Today with teeming Indians, Pakistanis, Arabs, Israelis, Africans, French and Poles and countless others it is home to 300 languages and as many sub-cultures and not to forget dozens of varying religious identities hidden within the capsules of these national and cultural denominations.
If you include the 11 per cent Irish then almost 40 per cent of its approximately 8 million populations has a minority feeling of one or the other kind. Few realise it is the largest Muslim city in United Kingdom.

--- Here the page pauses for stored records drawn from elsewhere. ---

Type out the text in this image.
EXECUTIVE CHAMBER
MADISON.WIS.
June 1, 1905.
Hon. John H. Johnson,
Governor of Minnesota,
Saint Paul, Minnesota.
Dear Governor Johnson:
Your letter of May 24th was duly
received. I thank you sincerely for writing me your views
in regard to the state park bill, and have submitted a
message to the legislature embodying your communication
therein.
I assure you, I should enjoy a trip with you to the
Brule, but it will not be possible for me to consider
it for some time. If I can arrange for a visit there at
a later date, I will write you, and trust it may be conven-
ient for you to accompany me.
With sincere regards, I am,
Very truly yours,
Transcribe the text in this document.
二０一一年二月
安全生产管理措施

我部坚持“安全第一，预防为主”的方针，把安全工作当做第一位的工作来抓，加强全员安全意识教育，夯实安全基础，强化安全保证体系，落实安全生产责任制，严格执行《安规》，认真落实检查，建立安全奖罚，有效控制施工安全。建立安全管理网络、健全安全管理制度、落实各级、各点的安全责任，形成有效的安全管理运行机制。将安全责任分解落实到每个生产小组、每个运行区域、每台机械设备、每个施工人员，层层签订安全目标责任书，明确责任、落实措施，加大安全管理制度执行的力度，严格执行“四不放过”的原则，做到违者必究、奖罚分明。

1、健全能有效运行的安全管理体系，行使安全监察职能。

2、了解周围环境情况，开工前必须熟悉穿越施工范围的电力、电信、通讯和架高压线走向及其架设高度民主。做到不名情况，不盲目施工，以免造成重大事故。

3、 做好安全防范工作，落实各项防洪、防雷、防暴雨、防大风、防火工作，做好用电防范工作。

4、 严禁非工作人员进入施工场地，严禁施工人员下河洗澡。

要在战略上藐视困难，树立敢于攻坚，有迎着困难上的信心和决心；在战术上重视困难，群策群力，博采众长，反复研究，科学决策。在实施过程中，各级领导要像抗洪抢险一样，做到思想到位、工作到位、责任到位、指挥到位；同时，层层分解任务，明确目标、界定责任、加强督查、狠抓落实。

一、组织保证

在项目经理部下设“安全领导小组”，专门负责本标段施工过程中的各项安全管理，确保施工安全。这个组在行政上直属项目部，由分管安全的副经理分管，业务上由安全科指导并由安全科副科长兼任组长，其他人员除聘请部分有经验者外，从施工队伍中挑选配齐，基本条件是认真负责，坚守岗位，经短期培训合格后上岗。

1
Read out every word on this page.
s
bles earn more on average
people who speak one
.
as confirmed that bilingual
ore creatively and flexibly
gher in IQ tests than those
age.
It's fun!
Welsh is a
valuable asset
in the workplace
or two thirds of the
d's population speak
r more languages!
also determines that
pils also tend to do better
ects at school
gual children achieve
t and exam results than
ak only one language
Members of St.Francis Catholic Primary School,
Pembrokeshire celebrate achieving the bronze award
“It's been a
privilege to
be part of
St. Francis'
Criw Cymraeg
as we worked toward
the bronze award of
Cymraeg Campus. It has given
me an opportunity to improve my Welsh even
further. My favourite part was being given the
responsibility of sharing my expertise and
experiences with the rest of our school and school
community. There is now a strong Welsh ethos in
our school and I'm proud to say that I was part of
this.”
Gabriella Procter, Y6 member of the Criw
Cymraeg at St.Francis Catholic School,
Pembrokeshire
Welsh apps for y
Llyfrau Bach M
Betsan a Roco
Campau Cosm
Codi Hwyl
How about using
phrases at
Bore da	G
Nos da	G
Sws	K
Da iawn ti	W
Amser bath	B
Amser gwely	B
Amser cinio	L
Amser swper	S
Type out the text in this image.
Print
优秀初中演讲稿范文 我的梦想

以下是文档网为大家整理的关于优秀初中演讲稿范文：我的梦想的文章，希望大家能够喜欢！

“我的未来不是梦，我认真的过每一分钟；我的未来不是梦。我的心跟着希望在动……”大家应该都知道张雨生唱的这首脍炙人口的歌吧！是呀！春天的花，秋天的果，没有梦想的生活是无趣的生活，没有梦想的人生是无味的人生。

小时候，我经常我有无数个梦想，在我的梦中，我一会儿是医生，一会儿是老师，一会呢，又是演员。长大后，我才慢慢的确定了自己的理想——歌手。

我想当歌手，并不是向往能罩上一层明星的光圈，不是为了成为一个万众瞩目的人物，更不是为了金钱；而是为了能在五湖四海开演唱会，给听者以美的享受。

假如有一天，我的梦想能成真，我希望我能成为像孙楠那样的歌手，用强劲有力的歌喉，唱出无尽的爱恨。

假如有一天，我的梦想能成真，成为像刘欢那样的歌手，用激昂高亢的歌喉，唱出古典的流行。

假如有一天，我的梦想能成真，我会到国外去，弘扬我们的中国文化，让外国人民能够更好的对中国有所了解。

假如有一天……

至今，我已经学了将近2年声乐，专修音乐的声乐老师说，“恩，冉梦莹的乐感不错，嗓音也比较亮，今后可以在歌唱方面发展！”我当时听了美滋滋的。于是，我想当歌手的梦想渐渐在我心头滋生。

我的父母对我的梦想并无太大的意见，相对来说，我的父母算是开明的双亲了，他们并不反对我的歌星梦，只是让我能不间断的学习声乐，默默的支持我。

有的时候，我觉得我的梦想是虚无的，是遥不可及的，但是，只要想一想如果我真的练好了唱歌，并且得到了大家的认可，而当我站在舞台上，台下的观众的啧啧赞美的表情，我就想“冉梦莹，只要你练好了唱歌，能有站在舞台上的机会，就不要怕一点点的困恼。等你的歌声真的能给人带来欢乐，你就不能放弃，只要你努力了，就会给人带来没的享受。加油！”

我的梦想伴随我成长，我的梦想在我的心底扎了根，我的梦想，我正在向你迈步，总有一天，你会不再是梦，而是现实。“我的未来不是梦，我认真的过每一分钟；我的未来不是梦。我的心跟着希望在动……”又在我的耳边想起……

And it was this diversity, this complexity Ken Livingstone served; and provided a spirit with by reaching out to everyone.
If in 2002 Livingstone introduced Saint Patrick Day’s festival to London then in 2005 he was hosting a Jewish Hanukkah ceremony and intending it to be an annual conference and in October of 2006 it was the first ever Eid in the Trafalgar Square marking the end of Ramadan.
If in September of 2005 he supported the placing of a statute of Nelson Mandela in Trafalgar Square then in August of 2007 he was offering apologies on behalf of London and its institutions for their role in transatlantic slave trade.
Immediately after the attacks on London subway, Ken Livingstone, as Mayor, addressed the terrorists telling them that though they do not fear death, they must fear the fact that, whatever they may do, London will continue to be the place: “where people will arrive from all over the world to become Londoners…where freedom is strong and where people can live in harmony with one another” …it was his style of revenge.
In contrast Boris Johnson, now his successor in office, reacted to the tragedies of 7/7 by declaring that “it is time to reassert British values…that means disposing of the first taboo, and accepting that Islam is the problem..”
Two weeks later in a BBC interview, Livingstone was now reminding his audience of the 80 years of western intervention into predominantly Arab lands because of the western need for oil. What was Boris Johnson doing? At one point in time he said: “If I were an Israeli, I would be astounded that any member of the British government or opposition felt able to criticise Israel at all.”
And at another moment he said: “If we were Israelis we would dispatch an American built ground-Assault helicopter to blow the place to bits and then we would send bulldozers to scrape over the remains…the best way to deter Palestinian families from nurturing these vipers in their bosoms, and also the best way of explaining to the death hungry narcissists that they may get 72 black-eyed virgins of scripture, but their family gets the bulldozer”
If we factor in what these two men have been living in the same city, parallel to each other in time and space, then the contrast between their understandings of the world and how to respond to its complexity could not have been starker.
Livingstone called his parents “working class”; he was educated less through universities and more through the mill of life. Boris Johnson went to Eton and later Oxford; yet despite this, or perhaps because of it, his worldview is a sad tiny fragment of what his predecessor possessed. Could this be the result of seeking to understand the world through the tiny window of class and race?
Ken’s defeat was a sad day for the Muslim and Asian communities in London and across UK. Always under attack, or perceiving it so, in Ken they had a friend and a strong voice ready to risk media’s wrath to defend them. But has anybody taken cognizance across the Muslim world?
What about Pakistan the country that continues to boast its connections with the British Muslim communities? Not even a whimper; and newspapers did not even have an inner page story on something that was so important to the British Muslims.
The vote for Boris Johnson was a negative vote: it was against the expansion of congestion charge; rising costs of 2012 Olympics and a general mood of anti-incumbency and what they call is the pendulum effect of politics …but in handing down London to Johnson people have selected an interesting media face whose mind is much smaller than the challenge of the city he is now set to rule. May God protect London from his parochialism!